Une mesure saine contre l’insalubrité « missionnale »

General - Sans abri dans le parc« Vous voyez ceci? » avait crié un homme sans abri à mon endroit, les larmes aux yeux,  brandissant un gros cristal de crack de la poche intérieure de son manteau.« C’est à cause de vous que j’ai le goût de fumer ça toute la journée.»

Mon ami, un toxicomane endurci d’Halifax, séjournait dans la rue depuis plus de 30 ans. Il avait perdu plus d’amis qu’il ne pouvait se le rappeler. Au Canada, l’espérance de vie pour ceux de la rue est de sept ans, avant qu’une personne itinérante ne soit atteinte d’une maladie ou que sa dépendance soit telle qu’elle ne l’entraîne dans la mort. Mon ami faisait partie de ceux-là.

Avez-vous déjà essayé d’être le messie d’un ami? Je crois que la vocation missionnaire de mon cœur était droite; j’avais beaucoup prié et souvent avec cet ami de la rue. J’ai ri avec lui, je l’ai écouté, j’ai échangé avec lui, lui donnant même des conseils pieux (et même paternels) sur la manière de changer les choses. Je l’ai assuré qu’il valait mieux que son passé, que son avenir pourrait être mieux qu’une simple accumulation de son présent. Je lui ai procuré un logement, lui ai remis des instructions pour qu’il cherche du travail, je l’ai conduit lors de ses rendez-vous chez le médecin et je lui ai donné à manger.

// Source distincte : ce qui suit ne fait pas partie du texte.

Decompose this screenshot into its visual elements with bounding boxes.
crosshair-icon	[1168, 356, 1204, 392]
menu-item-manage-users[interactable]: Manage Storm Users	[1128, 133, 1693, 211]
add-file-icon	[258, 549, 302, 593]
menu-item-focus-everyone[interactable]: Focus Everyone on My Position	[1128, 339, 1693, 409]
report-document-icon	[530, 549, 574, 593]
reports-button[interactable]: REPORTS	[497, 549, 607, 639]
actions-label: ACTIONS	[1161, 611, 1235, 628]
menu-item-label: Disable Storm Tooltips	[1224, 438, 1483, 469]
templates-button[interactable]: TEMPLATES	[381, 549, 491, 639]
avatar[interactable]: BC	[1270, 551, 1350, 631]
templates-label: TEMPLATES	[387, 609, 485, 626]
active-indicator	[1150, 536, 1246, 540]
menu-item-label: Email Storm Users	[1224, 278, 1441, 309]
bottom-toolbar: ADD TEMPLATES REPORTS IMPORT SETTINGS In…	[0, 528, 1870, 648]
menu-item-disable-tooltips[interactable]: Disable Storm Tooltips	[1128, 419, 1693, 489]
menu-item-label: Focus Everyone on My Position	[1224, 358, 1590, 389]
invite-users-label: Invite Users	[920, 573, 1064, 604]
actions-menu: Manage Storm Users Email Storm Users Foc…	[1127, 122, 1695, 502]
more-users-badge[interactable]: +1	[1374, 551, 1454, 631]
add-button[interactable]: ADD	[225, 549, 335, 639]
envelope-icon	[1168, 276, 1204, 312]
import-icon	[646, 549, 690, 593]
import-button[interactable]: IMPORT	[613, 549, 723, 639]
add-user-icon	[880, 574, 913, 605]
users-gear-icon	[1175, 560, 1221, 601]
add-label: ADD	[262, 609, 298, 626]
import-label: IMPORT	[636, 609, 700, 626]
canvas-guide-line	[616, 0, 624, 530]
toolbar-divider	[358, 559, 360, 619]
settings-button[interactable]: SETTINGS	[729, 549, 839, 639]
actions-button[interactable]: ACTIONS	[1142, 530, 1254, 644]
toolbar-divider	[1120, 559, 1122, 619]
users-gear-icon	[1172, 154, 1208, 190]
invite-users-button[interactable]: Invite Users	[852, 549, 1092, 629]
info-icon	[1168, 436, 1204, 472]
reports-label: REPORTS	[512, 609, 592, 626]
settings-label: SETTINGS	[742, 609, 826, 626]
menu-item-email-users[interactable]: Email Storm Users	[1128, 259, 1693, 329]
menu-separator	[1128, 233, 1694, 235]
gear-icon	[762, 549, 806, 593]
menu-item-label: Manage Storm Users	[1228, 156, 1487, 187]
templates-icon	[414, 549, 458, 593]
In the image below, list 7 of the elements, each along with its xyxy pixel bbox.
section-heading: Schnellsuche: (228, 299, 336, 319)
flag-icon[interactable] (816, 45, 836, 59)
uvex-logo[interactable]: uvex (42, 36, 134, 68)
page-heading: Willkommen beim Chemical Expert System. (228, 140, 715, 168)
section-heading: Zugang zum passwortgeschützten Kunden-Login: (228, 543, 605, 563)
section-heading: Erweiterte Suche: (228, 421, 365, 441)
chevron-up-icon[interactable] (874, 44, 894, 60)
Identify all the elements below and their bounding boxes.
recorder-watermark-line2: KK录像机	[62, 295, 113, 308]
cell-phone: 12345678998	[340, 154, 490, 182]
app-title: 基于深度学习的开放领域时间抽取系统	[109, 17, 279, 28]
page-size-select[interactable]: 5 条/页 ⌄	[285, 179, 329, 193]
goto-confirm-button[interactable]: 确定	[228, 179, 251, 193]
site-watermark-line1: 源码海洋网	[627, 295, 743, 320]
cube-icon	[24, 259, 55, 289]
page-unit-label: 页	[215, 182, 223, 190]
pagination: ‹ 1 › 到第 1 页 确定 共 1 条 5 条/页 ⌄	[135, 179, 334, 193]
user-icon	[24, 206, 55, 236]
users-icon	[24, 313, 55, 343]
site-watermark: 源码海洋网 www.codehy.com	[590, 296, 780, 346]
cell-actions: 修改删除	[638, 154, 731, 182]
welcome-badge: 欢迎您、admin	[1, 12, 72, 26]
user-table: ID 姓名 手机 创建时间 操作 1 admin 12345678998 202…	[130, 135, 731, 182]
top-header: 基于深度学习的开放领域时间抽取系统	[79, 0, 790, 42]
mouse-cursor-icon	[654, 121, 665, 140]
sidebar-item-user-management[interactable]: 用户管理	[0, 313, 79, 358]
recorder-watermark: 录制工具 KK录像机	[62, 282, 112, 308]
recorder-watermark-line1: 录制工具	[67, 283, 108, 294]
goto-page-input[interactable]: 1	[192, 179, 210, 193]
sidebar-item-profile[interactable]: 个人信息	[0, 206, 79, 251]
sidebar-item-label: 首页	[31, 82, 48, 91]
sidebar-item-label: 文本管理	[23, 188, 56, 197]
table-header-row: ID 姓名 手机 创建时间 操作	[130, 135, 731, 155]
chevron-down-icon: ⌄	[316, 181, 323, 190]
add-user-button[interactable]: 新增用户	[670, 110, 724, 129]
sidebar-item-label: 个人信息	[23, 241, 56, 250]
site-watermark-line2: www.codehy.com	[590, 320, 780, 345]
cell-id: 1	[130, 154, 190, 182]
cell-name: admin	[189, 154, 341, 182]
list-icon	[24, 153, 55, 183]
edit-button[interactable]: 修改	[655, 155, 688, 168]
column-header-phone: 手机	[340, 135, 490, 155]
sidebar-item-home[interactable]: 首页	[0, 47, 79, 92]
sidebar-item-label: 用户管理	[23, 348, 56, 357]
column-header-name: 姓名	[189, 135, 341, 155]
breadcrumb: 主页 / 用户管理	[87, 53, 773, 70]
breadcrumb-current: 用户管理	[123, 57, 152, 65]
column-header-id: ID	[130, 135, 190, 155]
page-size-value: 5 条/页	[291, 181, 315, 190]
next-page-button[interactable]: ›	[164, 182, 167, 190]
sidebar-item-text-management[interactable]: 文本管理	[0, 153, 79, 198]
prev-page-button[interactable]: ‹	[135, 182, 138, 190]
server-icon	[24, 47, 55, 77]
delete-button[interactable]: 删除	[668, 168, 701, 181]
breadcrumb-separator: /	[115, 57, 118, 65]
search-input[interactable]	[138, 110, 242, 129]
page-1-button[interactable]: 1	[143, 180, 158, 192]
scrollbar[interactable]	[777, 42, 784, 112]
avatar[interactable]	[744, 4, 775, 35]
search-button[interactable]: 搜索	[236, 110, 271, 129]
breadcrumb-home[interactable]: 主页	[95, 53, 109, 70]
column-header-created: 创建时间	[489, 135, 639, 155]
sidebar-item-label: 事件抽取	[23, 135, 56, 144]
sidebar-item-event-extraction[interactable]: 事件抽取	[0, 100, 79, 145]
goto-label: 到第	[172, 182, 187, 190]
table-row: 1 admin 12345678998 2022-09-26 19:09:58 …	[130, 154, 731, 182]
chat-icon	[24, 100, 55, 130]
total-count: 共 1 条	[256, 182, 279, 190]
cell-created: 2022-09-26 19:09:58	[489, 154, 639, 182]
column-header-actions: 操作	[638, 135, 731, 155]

Cependant, ce jour-là, mon ami était retourné dans les dédales de la dépendance et de l’autodestruction. Alors que je lui offrais une lourde dose de discours moralisateur à l’ancienne, j’ai reçu un « coup de poing » en plein visage au figuré. Mon besoin de me sentir bien dans mon rôle« missionnal » était truffé de platitudes morales, et n’était capable de montrer qu’un vague espoir. Mais il était vain lorsqu’il a fallu montrer la profondeur de la rédemption qu’avait besoin  mon ami. Il avait besoin du Messie que j’étais incapable d’être. L’évangélisation sans le travail « missionnal » est inefficace, mais le travail « missionnal » sans l’évangile est stérile.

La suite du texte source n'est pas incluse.